Now if he had said-'Unharness the horse, water and feed him, and I will pay you for it in the morning,' he would have been understood by the ostler (JD 3:23-28).
 

FOOTNOTES
[1]
For more on the various meeting houses in use and the "Great Tabernacle," see "The Great Tabernacle: A Building of Purpose and Spirit," Ensign, Apr. 2007, 24.
[2] B.H. Roberts once spoke of the importance of accuracy in teaching, noting that the closer to truth we are, the better the Holy Ghost can manifest a witness to what we taught. I need to find the source on this statement, however.
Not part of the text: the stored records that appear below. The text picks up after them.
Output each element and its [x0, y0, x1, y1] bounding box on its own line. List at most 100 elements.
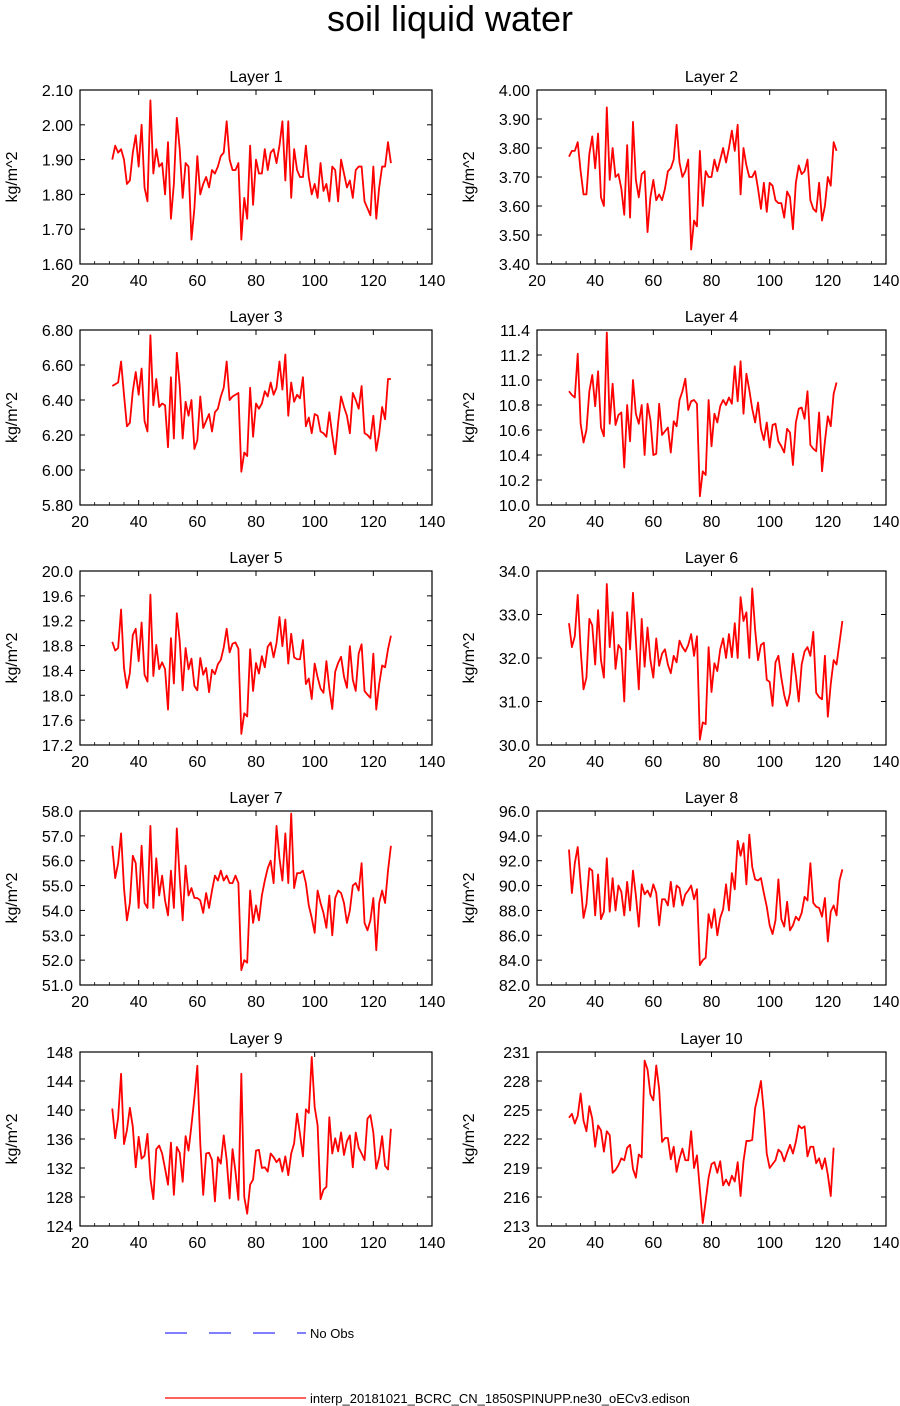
panel-1-xtick-label: 120 — [360, 273, 387, 290]
panel-10-series-line — [568, 1059, 835, 1224]
panel-5-ytick-label: 20.0 — [42, 564, 73, 581]
panel-10-ytick-label: 216 — [503, 1190, 530, 1207]
panel-3-xtick-label: 20 — [71, 514, 89, 531]
panel-3-ylabel: kg/m^2 — [4, 392, 21, 443]
panel-3-ytick-label: 6.80 — [42, 323, 73, 340]
panel-4-xtick-label: 120 — [814, 514, 841, 531]
panel-2-title: Layer 2 — [685, 69, 738, 86]
panel-6-ylabel: kg/m^2 — [461, 632, 478, 683]
panel-4-xtick-label: 80 — [703, 514, 721, 531]
panel-4-ytick-label: 11.2 — [500, 348, 530, 365]
panel-8-ytick-label: 96.0 — [499, 804, 530, 821]
panel-2-ytick-label: 3.80 — [499, 141, 530, 158]
panel-9-ytick-label: 132 — [46, 1161, 73, 1178]
panel-4-xtick-label: 60 — [644, 514, 662, 531]
panel-2-ytick-label: 3.40 — [499, 257, 530, 274]
panel-6-ytick-label: 34.0 — [499, 564, 530, 581]
panel-7-xtick-label: 100 — [301, 994, 328, 1011]
panel-7-ytick-label: 54.0 — [42, 903, 73, 920]
panel-10-xtick-label: 60 — [644, 1235, 662, 1252]
panel-10-xtick-label: 100 — [756, 1235, 783, 1252]
panel-9-xtick-label: 140 — [419, 1235, 446, 1252]
panel-6-xtick-label: 60 — [644, 754, 662, 771]
panel-8-frame — [536, 810, 887, 986]
panel-7-xtick-label: 120 — [360, 994, 387, 1011]
panel-2-xtick-label: 100 — [756, 273, 783, 290]
panel-6-title: Layer 6 — [685, 550, 738, 567]
panel-5-ytick-label: 19.6 — [42, 589, 73, 606]
panel-6-ytick-label: 31.0 — [499, 695, 530, 712]
panel-6-xtick-label: 100 — [756, 754, 783, 771]
panel-2-ylabel: kg/m^2 — [461, 151, 478, 202]
panel-2-series-line — [568, 106, 838, 251]
panel-5-xtick-label: 80 — [247, 754, 265, 771]
panel-2-ytick-label: 3.60 — [499, 199, 530, 216]
panel-4-xtick-label: 140 — [873, 514, 900, 531]
panel-7-ytick-label: 51.0 — [42, 978, 73, 995]
panel-6-xtick-label: 40 — [586, 754, 604, 771]
panel-3-ytick-label: 6.40 — [42, 393, 73, 410]
panel-10-xtick-label: 80 — [703, 1235, 721, 1252]
panel-7-title: Layer 7 — [229, 790, 282, 807]
panel-9-ytick-label: 140 — [46, 1103, 73, 1120]
panel-7-xtick-label: 80 — [247, 994, 265, 1011]
panel-1-ytick-label: 2.10 — [42, 83, 73, 100]
panel-5-ytick-label: 18.8 — [42, 639, 73, 656]
panel-8-ytick-label: 84.0 — [499, 953, 530, 970]
page-title: soil liquid water — [326, 0, 574, 39]
panel-10-xtick-label: 20 — [528, 1235, 546, 1252]
panel-10-ytick-label: 222 — [503, 1132, 530, 1149]
panel-6-xtick-label: 140 — [873, 754, 900, 771]
panel-7-ytick-label: 55.0 — [42, 879, 73, 896]
panel-8-xtick-label: 120 — [814, 994, 841, 1011]
panel-4-ytick-label: 11.0 — [500, 373, 530, 390]
panel-4-ylabel: kg/m^2 — [461, 392, 478, 443]
panel-1-series-line — [111, 99, 392, 241]
panel-5-xtick-label: 140 — [419, 754, 446, 771]
panel-5-ytick-label: 17.2 — [42, 738, 73, 755]
panel-9-xtick-label: 120 — [360, 1235, 387, 1252]
panel-4-xtick-label: 40 — [586, 514, 604, 531]
panel-9-ytick-label: 128 — [46, 1190, 73, 1207]
panel-4-ytick-label: 10.4 — [499, 448, 530, 465]
panel-1-xtick-label: 20 — [71, 273, 89, 290]
panel-9-ytick-label: 144 — [46, 1074, 73, 1091]
panel-9-xtick-label: 20 — [71, 1235, 89, 1252]
panel-6-ytick-label: 32.0 — [499, 651, 530, 668]
panel-8-ytick-label: 88.0 — [499, 903, 530, 920]
panel-1-xtick-label: 80 — [247, 273, 265, 290]
panel-10-ytick-label: 225 — [503, 1103, 530, 1120]
panel-4-xtick-label: 100 — [756, 514, 783, 531]
panel-5-title: Layer 5 — [229, 550, 282, 567]
panel-7-ytick-label: 52.0 — [42, 953, 73, 970]
panel-4-frame — [536, 329, 887, 506]
panel-3-xtick-label: 120 — [360, 514, 387, 531]
panel-5-ytick-label: 18.0 — [42, 688, 73, 705]
panel-9-xtick-label: 80 — [247, 1235, 265, 1252]
panel-2-xtick-label: 120 — [814, 273, 841, 290]
panel-6-ytick-label: 30.0 — [499, 738, 530, 755]
panel-1-frame — [79, 89, 433, 265]
panel-7-ytick-label: 56.0 — [42, 854, 73, 871]
panel-3-ytick-label: 6.20 — [42, 428, 73, 445]
panel-6-xtick-label: 120 — [814, 754, 841, 771]
panel-7-xtick-label: 140 — [419, 994, 446, 1011]
panel-10-xtick-label: 120 — [814, 1235, 841, 1252]
panel-3-xtick-label: 100 — [301, 514, 328, 531]
panel-8-xtick-label: 140 — [873, 994, 900, 1011]
panel-5-xtick-label: 120 — [360, 754, 387, 771]
panel-3-frame — [79, 329, 433, 506]
panel-9-xtick-label: 100 — [301, 1235, 328, 1252]
panel-5-xtick-label: 60 — [188, 754, 206, 771]
panel-8-xtick-label: 60 — [644, 994, 662, 1011]
panel-1-ytick-label: 1.80 — [42, 187, 73, 204]
panel-5-xtick-label: 100 — [301, 754, 328, 771]
panel-8-title: Layer 8 — [685, 790, 738, 807]
panel-1-ytick-label: 1.60 — [42, 257, 73, 274]
panel-9-ytick-label: 124 — [46, 1219, 73, 1236]
panel-10-ytick-label: 231 — [503, 1045, 530, 1062]
panel-3-xtick-label: 140 — [419, 514, 446, 531]
panel-4-ytick-label: 10.8 — [499, 398, 530, 415]
panel-8-xtick-label: 80 — [703, 994, 721, 1011]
[3] Professor Seixas referred to Joshua Seixas of the Hudson Seminary. In 1836, Joseph smith hired Seixas to teach Hebrew at the school of the prophets in Kirtland. More than 30 students formed the first class, and soon the group swelled to include four classes. Joseph Smith was faithful in attending and mentioned his studies often in entries now found in the History of the Church. (For more, see Milton V. Backman Jr., The Heavens Resound p. 272).
 
[4] Occasionally, as in this case, the transcriber would include an audience reaction such as "laughter."
Orig. posted 9/27/07.

5 comments:

poulsen said...

Great post.
I think more people should take this principle into account when studying the Book of Mormon. God surely understands this and while guiding the translation would have applied it to the translation into the English language by avoiding the use of obscure or litle used meanings for words. I often think that one of the reasons for choosing Joseph Smith to carry out the translation was his "lack of a formal education" in order to insure that the Gospel in its fullness would be available to all without the need for a degree in theology in order to understand it.

It amazes me how many people look for obscure meanings for words in order to give meanings to the text that support their personal views but are in opposition to the plain meaning of the text based on simple common English. This is especially true of those who want to justify their view of the geography desctobed in the Book of Mormon.

Larry P

poulsen said...

Should be described not desctobed

BHodges said...

Larry, thanks. I think the Book of Mormon does indeed present us with interesting possibilities in terms of what the words mean. I tend to follow a dynamic translation that included some tight elements (like the spelling of names on the first or early instance) and things like that, but in regards to much of the text I see it filtered as translation into phrases with which JS would have been familiar.

So how much meaning can we assign even the word "Christian" as applied towards the end of the book of Alma? That word carries so much more, and differently so, than it would have for the ancient Lehites, and what was the exact underlying nature of the original word?

I think your point about plainness in the BoM text is interesting and deserves a close look by anyone interested in understanding the record.

Ardis Parshall said...

I just ran across the "preach short sermons" piece by George A. Smith and thought it would make a good Keepa piece. In Googling around to see how well known it might be, I discover that you've already posted it, B! Don't know how I missed it last October, because I usually read LOGP.

Oh, well -- great minds and all that, even if one of those minds is extremely slow.

BHodges said...

Indeed, great minds!

I still haven't heard back on my recent request, by the way. I faxed it in last week, so hopefully sometime soon. I've been so darn busy with work and school I haven't had a moment to blog!